1. Tataan lingkup, mencakup Individu, kelompok, keluarga dan masyarakat luas.


Pada tataan ini peran-peran sebagai fasiltator penciptaan/penjagaan suasana ketertiban
dan keamanan dilihat dari peran serta dan inisiatif apakah secara pribadi/individu, dalam
lingkup keluarga, dalam lingkup Ormas dan organisasi kemasyarakatn lainnya
2. Tataan lembaga: Formal, informal dan jaringan, tatan lembaga formla di mana inisiasi
tersebut dilakukan melalui institusi formal baik pemerintah maupun mayarakat, serta
institusi bersifat informal.
3. Tataan Sistem mencakup, Level System, Level Kelembagaan, Level Individu, Level
lembaga dan Level jaringan, mencakup , sebuah pendekatan peserta yang didasrkan atas: (1)
level Kebijakan, yakni upaya peran yang diambil berdasarkan adanya regulasi/kebijakan
tertentu tentang yang mengatur hak/kewajiban dan peran masyarakat (2) level Kelembagaan,
adalah upaya peran serta berdasarkan tindakan formal, kolektif dan melembaga (ada
organisasi permanen), (3) Level individu, adalah upaya peran serta yang ditekankan pada
pemahaman dan peran serta indivisu sebagai bagian masyarakat, (4) Level masyarakat,
adalah upaya peran serta yang berbasis masyarakat baik sebagai kesadaran kolektif
maupun sebagai gerakan masyarakat siaga/waspada bencana. (5) Level Jaringan, adalah
upaya peran serta yang mencakup/berbentuk jejaraing sosial baik yang bersifat horizontal
maupun vertikal, baik seasama jaringan masyarakat sipil maupun antara masyarakat sipil
dengan negara, lintas wilayah dan maupun lintas kelompok.
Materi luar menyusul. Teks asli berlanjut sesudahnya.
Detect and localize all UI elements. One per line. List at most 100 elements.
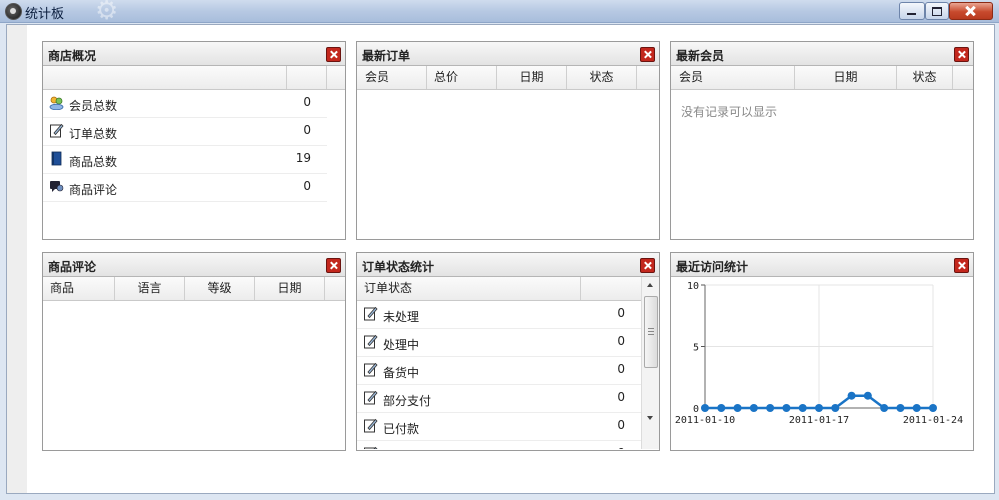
panel-close-button[interactable] <box>326 47 341 62</box>
scroll-up-arrow-icon[interactable] <box>642 277 659 294</box>
y-tick-label: 5 <box>693 343 699 354</box>
row-label: 处理中 <box>383 338 420 352</box>
data-point <box>815 404 823 412</box>
column-header-date[interactable]: 日期 <box>255 277 325 300</box>
document-edit-icon <box>364 390 378 405</box>
table-row[interactable]: 会员总数 0 <box>43 90 327 118</box>
panel-title: 商店概况 <box>48 49 97 63</box>
data-point <box>798 404 807 412</box>
panel-close-button[interactable] <box>640 258 655 273</box>
column-header[interactable] <box>581 277 642 300</box>
table-row[interactable]: 部分支付 0 <box>357 385 641 413</box>
dashboard-content: 商店概况 会员总数 0 订单总数 0 商品总数 19 商品评论 0 最新订单 会… <box>6 24 995 494</box>
table-header: 会员 日期 状态 <box>671 66 973 90</box>
row-value: 0 <box>617 306 625 320</box>
panel-title: 最新订单 <box>362 49 411 63</box>
minimize-button[interactable] <box>899 2 925 20</box>
close-window-button[interactable] <box>949 2 993 20</box>
panel-header: 订单状态统计 <box>357 253 659 277</box>
panel-close-button[interactable] <box>954 258 969 273</box>
row-label: 未处理 <box>383 310 420 324</box>
table-row[interactable]: 未处理 0 <box>357 301 641 329</box>
left-margin <box>7 25 27 493</box>
comment-icon <box>50 181 64 192</box>
data-point <box>733 404 742 412</box>
data-point <box>896 404 905 412</box>
vertical-scrollbar[interactable] <box>641 277 659 449</box>
book-icon <box>51 151 62 166</box>
data-point <box>847 391 856 400</box>
row-value: 0 <box>303 179 311 193</box>
data-point <box>831 404 840 412</box>
app-window: 统计板 ⚙ 商店概况 会员总数 0 订单总数 0 商品总数 19 商品评论 0 … <box>0 0 999 500</box>
panel-title: 商品评论 <box>48 260 97 274</box>
data-point <box>929 404 937 412</box>
panel-close-button[interactable] <box>326 258 341 273</box>
gear-watermark-icon: ⚙ <box>95 0 119 26</box>
table-row[interactable]: 商品总数 19 <box>43 146 327 174</box>
panel-shop-overview: 商店概况 会员总数 0 订单总数 0 商品总数 19 商品评论 0 <box>42 41 346 240</box>
column-header-language[interactable]: 语言 <box>115 277 185 300</box>
table-row[interactable]: 订单总数 0 <box>43 118 327 146</box>
table-row[interactable]: 处理中 0 <box>357 329 641 357</box>
column-header-date[interactable]: 日期 <box>795 66 897 89</box>
row-value: 0 <box>617 446 625 449</box>
row-value: 0 <box>617 334 625 348</box>
panel-header: 最近访问统计 <box>671 253 973 277</box>
window-title: 统计板 <box>25 7 65 22</box>
row-label: 会员总数 <box>69 99 118 113</box>
data-point <box>717 404 726 412</box>
scroll-down-arrow-icon[interactable] <box>642 410 659 427</box>
column-header[interactable] <box>287 66 327 89</box>
data-point <box>766 404 775 412</box>
data-point <box>701 404 709 412</box>
table-row[interactable]: 0 <box>357 441 641 449</box>
title-bar: 统计板 ⚙ <box>0 0 999 26</box>
row-value: 0 <box>617 418 625 432</box>
table-row[interactable]: 已付款 0 <box>357 413 641 441</box>
table-body: 会员总数 0 订单总数 0 商品总数 19 商品评论 0 <box>43 90 327 202</box>
row-label: 商品评论 <box>69 183 118 197</box>
panel-close-button[interactable] <box>640 47 655 62</box>
row-value: 0 <box>303 123 311 137</box>
panel-header: 最新订单 <box>357 42 659 66</box>
x-tick-label: 2011-01-24 <box>903 415 963 426</box>
column-header-member[interactable]: 会员 <box>671 66 795 89</box>
scrollbar-thumb[interactable] <box>644 296 658 368</box>
table-row[interactable]: 备货中 0 <box>357 357 641 385</box>
document-edit-icon <box>364 446 378 449</box>
table-row[interactable]: 商品评论 0 <box>43 174 327 202</box>
row-label: 备货中 <box>383 366 420 380</box>
row-value: 0 <box>617 390 625 404</box>
document-edit-icon <box>364 362 378 377</box>
data-point <box>880 404 889 412</box>
panel-close-button[interactable] <box>954 47 969 62</box>
data-point <box>782 404 791 412</box>
row-value: 19 <box>295 151 311 165</box>
column-header-product[interactable]: 商品 <box>43 277 115 300</box>
y-tick-label: 10 <box>687 281 699 292</box>
panel-latest-orders: 最新订单 会员 总价 日期 状态 <box>356 41 660 240</box>
document-edit-icon <box>364 418 378 433</box>
column-header-member[interactable]: 会员 <box>357 66 427 89</box>
row-value: 0 <box>617 362 625 376</box>
column-header-status[interactable]: 状态 <box>567 66 637 89</box>
panel-order-status: 订单状态统计 订单状态 未处理 0 处理中 0 备货中 0 部分支付 0 已付款… <box>356 252 660 451</box>
panel-header: 最新会员 <box>671 42 973 66</box>
data-point <box>863 391 872 400</box>
maximize-button[interactable] <box>925 2 949 20</box>
column-header-total[interactable]: 总价 <box>427 66 497 89</box>
x-tick-label: 2011-01-17 <box>789 415 849 426</box>
column-header-rating[interactable]: 等级 <box>185 277 255 300</box>
row-label: 商品总数 <box>69 155 118 169</box>
column-header-date[interactable]: 日期 <box>497 66 567 89</box>
column-header-status[interactable]: 状态 <box>897 66 953 89</box>
users-icon <box>49 96 64 110</box>
visits-line-chart: 10 5 02011-01-10 2011-01-17 2011-01-24 <box>675 281 963 426</box>
empty-message: 没有记录可以显示 <box>681 105 778 119</box>
column-header[interactable] <box>43 66 287 89</box>
panel-title: 最近访问统计 <box>676 260 749 274</box>
table-header: 订单状态 <box>357 277 642 301</box>
data-point <box>749 404 758 412</box>
column-header-order-status[interactable]: 订单状态 <box>357 277 581 300</box>
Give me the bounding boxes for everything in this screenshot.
4. Tataan Kapasitas: Mencakup Pemahaman tentang Kebencanaan, mencakup bencana lama
dan sosial beserta ciri potensi kerentanannya, bentuk kejainannya dan siklus kejadian dan
karakteristik penagangananya. Di sini dituntut bahwa seseorang atau pihak masyarakat
yang berperan serta dan berinisiatif dalam memfasilitasi terrciptanya Sikon Aman tertib,
harus memiliki kemampuan dalam hal:
a. Paham betul apa itu Bencana Alam dan Apa itu Bencana Konflik
b. Memahami ragam karakteristik bahaya/ancaman serta peta bahaya dimaksud.
c. Memahami/mengetahui ciri-ciri faktor kerentanan potensi terjadi bencana, konflik dan
gangguan ketertiban dan keamanan lainnya.
d. Memahami/memiliki sistem Siaga Dini (Early Warning System)3, Sistem Pelaporan,
Sistem Reaksi cepat dan penanggulangannya termasuk Protap.
e. Memahami cara dan mekanisme bekerja menangani bencana alam dan konflik.
f. Berperan dalam membangun dialog dan komunikasi dua arah dari warga ke negara dan
dari negara ke warga.

3
Definisi EWS: sistematisasi pengumpulan dan analisa informasi yang datang dari wilayah krisis dengan
tujuan mengantisipasi Terjadinya bencana/perluasan konflik kekerasan, mengembangkan respon strategis,
memberikan pilihan/opsi terhadap pengambilan keputusan.